Southwest Missouri Live Wire: William F. Bohne

W.F. Bohne

The next “live wire” in the Live Wire series is William F. Bohne. A native of New Orleans, Bohne attended Cornell University, and arrived in Joplin in 1905. His primary business was pumps, a required apparatus of any zinc or lead mine in the Tri-State Mining District due to the ever present desire of the water table to flood the mines. Because of such, his company, W.F. Bohne Machinery Company, was considered one of the more successful enterprises of the district. The company also sold other machinery needed in mines, such as hoists (like the one pictured below). The company was located at 503 Virginia avenue.


By 1930, Bohne still called Joplin home and referred to himself in the 1930 census as a proprietor of machinery.

An ad from the W.F. Bohne Machinery Company from 1927

Joplin Live Wire: Richard Fedeli, Joplin’s Paper and Paint Man

Our next installment of the Joplin Live Wire series is Richard Fedeli. Fedeli, the son of an Italian Immigrant, was born in Indiana around 1877. He arrived in Joplin in 1909, previously from Kansas City, where he had connections with the business of Devoe and Reynolds (a paint company still in existence). In Joplin, Fedeli rose to the rank of treasurer and secretary at the Joplin Paint and Paper Company. Concerning painting, itself, Fedeli told a reporter from the Joplin Daily Globe, “We shall sell paint and let the other fellow do the painting.”

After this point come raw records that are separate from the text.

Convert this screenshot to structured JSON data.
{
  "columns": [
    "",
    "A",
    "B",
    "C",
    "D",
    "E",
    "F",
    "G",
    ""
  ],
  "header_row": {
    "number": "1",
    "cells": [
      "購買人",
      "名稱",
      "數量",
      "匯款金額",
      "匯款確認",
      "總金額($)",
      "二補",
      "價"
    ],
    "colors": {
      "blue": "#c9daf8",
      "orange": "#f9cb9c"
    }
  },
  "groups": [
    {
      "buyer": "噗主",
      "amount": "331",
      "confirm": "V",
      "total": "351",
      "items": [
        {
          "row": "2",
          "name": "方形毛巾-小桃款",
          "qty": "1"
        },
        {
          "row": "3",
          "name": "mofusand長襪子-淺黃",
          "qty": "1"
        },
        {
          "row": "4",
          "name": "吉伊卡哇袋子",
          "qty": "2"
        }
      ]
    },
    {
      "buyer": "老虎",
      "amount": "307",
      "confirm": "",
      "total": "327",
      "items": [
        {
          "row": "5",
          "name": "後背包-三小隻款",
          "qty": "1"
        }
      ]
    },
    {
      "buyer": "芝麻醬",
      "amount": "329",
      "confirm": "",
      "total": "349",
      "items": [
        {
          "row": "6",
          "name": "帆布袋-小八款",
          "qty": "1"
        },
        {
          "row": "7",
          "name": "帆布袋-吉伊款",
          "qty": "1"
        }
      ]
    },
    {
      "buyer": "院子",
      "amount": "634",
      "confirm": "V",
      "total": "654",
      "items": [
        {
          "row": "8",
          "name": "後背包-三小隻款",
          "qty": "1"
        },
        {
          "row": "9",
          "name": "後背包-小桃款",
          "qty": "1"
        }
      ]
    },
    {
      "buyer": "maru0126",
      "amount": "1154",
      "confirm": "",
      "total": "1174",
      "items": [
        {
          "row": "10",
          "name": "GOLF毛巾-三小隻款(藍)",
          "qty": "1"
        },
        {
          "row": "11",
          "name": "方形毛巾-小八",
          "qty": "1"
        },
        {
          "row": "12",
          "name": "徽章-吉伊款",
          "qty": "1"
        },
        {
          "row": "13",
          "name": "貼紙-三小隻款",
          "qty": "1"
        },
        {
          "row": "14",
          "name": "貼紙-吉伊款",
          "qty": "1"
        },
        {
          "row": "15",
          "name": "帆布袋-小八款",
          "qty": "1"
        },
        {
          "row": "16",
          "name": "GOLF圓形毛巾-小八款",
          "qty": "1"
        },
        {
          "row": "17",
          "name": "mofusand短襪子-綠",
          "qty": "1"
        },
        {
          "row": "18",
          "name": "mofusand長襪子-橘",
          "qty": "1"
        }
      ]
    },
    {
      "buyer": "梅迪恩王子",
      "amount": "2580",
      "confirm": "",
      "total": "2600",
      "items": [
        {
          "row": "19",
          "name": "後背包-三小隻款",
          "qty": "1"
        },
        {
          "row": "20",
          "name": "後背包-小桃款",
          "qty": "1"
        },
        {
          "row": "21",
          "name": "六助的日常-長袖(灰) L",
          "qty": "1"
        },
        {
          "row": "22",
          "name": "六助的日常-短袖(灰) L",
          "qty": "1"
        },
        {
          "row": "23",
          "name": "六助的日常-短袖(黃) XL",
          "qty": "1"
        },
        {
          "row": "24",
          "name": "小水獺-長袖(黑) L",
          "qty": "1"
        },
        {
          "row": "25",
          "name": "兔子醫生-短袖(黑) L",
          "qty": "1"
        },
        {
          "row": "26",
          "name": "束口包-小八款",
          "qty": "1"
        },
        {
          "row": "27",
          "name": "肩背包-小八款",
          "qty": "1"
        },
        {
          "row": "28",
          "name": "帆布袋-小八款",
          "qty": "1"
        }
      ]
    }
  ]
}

Richard Fedeli Joplin Paper and Paint Company
Although Fedeli was recognized as a rising star of Joplin’s community, he returned to Kansas City by 1920. He remained there until at least 1930, where the former corporate officer had fallen to the position of a salesman of brushes, perhaps paint brushes. The Joplin Paint and Paper Company also disappeared, but once was found at 418 Joplin Ave.